George Haslett credits Air Ambulance NI for saving his life following a farming accident on June 16th, 2018.

The Claudy, Co. Derry native was overcome by fumes while attempting to rescue lambs from a shed after mixing slurry on the family farm.

Emergency services, including Air Ambulance NI, responded and provided pre-hospital critical care interventions at the scene that a patient would normally receive in a hospital setting.

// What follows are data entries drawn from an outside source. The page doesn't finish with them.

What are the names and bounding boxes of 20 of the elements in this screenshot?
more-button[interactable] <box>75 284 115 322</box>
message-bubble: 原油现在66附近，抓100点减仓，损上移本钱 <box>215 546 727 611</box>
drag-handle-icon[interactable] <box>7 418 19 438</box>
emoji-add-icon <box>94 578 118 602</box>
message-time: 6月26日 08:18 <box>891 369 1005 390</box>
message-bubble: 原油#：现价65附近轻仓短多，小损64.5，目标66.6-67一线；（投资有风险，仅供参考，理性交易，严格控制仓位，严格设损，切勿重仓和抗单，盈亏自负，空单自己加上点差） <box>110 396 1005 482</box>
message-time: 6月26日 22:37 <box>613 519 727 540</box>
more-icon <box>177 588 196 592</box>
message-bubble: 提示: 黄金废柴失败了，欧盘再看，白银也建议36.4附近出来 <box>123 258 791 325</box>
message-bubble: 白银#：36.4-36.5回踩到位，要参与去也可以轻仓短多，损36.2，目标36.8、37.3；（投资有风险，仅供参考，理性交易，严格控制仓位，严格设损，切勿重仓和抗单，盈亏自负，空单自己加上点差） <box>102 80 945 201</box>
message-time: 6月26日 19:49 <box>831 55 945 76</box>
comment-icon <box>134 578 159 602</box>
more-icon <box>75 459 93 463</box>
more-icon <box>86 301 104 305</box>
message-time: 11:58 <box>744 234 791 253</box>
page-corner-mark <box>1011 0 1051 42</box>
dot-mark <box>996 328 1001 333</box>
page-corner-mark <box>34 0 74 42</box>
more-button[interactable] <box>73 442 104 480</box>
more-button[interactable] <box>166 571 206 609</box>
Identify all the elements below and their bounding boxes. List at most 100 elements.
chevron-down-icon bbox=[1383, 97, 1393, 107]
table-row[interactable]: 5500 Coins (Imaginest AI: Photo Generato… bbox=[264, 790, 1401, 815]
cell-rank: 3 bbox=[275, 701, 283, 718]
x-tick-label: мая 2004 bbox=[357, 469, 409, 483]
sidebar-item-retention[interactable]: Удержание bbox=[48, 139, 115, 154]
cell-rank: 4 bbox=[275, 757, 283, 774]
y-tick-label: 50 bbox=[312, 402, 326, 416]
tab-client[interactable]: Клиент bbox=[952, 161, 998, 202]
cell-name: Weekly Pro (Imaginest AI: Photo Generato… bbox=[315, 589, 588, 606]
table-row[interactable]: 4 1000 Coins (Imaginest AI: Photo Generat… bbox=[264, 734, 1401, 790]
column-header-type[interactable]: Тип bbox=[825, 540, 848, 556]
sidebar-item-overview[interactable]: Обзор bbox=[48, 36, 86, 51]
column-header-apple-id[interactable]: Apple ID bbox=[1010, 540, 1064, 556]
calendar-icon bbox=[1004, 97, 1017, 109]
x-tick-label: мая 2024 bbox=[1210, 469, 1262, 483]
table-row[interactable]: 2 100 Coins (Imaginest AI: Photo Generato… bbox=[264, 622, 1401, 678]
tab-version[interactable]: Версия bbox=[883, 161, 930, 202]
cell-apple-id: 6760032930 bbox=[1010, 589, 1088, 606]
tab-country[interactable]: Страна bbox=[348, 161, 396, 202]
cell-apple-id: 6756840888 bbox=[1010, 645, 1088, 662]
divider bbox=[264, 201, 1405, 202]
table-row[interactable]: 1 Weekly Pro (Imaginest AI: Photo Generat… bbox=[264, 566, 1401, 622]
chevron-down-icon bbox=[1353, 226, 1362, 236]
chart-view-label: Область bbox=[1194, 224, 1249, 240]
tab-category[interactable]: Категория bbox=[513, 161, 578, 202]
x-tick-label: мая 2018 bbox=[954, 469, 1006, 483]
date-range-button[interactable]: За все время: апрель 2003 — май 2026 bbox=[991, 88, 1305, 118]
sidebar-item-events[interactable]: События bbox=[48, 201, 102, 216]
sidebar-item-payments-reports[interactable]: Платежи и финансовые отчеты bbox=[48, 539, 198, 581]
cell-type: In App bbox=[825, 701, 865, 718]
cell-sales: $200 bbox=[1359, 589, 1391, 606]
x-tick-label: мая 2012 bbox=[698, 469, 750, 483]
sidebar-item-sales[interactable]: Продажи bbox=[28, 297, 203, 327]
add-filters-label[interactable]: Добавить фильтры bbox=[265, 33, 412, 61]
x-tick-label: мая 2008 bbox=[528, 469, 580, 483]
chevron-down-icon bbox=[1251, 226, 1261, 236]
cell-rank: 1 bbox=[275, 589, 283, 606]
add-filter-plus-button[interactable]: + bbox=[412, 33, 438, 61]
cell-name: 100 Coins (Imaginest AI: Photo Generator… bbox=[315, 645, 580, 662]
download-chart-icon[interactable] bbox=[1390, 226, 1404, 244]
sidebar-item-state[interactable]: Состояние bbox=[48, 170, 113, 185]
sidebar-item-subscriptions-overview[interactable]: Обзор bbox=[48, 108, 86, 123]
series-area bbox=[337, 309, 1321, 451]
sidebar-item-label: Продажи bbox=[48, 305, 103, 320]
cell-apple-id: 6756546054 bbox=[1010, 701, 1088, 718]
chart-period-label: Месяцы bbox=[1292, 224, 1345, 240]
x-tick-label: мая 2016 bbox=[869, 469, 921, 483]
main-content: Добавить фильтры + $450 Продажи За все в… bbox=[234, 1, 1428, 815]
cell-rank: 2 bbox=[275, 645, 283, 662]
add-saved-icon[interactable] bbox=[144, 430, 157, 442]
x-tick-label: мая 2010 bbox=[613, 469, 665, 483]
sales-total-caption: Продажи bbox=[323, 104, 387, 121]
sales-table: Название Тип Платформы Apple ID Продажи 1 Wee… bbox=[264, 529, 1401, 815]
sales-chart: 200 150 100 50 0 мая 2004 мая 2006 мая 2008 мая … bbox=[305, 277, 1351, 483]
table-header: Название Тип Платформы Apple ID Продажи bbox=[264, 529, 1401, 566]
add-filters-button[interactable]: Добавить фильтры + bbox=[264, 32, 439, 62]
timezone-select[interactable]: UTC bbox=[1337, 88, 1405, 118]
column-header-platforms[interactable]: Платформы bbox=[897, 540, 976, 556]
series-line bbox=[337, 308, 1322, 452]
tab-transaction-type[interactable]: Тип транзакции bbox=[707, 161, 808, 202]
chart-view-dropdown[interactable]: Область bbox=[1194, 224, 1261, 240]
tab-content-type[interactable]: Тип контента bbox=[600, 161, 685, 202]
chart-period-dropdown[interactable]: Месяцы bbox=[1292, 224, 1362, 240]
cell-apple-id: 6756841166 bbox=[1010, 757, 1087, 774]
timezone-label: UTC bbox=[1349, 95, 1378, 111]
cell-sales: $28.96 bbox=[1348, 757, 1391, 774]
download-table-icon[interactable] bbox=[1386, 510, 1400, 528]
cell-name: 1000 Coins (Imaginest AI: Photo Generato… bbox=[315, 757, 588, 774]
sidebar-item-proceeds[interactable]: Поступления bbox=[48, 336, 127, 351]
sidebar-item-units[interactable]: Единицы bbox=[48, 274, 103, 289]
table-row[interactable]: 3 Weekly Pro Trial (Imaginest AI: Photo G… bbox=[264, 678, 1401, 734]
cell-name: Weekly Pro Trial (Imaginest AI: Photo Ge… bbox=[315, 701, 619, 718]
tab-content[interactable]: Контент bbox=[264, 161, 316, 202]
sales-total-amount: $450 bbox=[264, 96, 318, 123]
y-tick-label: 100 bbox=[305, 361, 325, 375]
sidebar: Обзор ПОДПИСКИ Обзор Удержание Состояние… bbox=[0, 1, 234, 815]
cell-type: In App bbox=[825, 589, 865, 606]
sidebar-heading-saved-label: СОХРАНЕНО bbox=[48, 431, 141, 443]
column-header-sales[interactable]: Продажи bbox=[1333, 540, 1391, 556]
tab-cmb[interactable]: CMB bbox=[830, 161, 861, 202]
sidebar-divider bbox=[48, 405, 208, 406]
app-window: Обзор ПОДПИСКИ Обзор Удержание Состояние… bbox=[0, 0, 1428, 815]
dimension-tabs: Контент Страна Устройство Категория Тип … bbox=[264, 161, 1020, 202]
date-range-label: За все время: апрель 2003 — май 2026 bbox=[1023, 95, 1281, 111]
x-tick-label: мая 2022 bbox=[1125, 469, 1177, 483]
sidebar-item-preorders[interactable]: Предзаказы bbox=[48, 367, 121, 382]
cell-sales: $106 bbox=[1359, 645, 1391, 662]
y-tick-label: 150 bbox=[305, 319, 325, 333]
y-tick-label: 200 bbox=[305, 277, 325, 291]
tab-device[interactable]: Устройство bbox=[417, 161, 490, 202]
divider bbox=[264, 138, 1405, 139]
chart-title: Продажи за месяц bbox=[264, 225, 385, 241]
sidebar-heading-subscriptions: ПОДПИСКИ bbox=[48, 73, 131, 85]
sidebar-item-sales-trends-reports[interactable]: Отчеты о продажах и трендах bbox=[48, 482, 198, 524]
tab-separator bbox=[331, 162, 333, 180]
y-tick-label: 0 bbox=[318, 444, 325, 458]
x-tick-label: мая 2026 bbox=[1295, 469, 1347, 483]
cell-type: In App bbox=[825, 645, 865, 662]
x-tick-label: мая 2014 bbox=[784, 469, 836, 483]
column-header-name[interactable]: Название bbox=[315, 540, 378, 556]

The sheep farmer had a four-month stint at Altnagelvin Hospital. He undertook five months of rehabilitation in the Musgrave Brain Injury unit and had to learn how to walk and talk again.

“It has been a difficult journey, but I am blessed to be alive. And that is thanks to the Air Ambulance NI team and all the doctors and nurses who cared for me.”

“If it was not for them, I would not be here today,” he concluded.

‘An average week would include at least 1 farm accident’

Air Ambulance Week 2022 is taking off across the UK from September 5th-11th to raise awareness of the life-saving work of air ambulance charities, including Air Ambulance Northern Ireland.

This year, the charity is highlighting what a typical week looks like for the Helicopter Emergency Medical Service (HEMS), which is provided in full partnership with the Northern Ireland Ambulance Service.

In its five years of operation, the HEMS have been tasked on 3,093 occasions and 414 this year alone.

They make, on average, 14 missions each week to critically ill or injured patients.

Air ambulance crews bring the skills and expertise of a hospital to the scene of an emergency.

Crews provide complex procedures utilising advanced equipment and drugs that improve survival rates.

The HEMS has been required on 414 occasions this year alone (to the end July).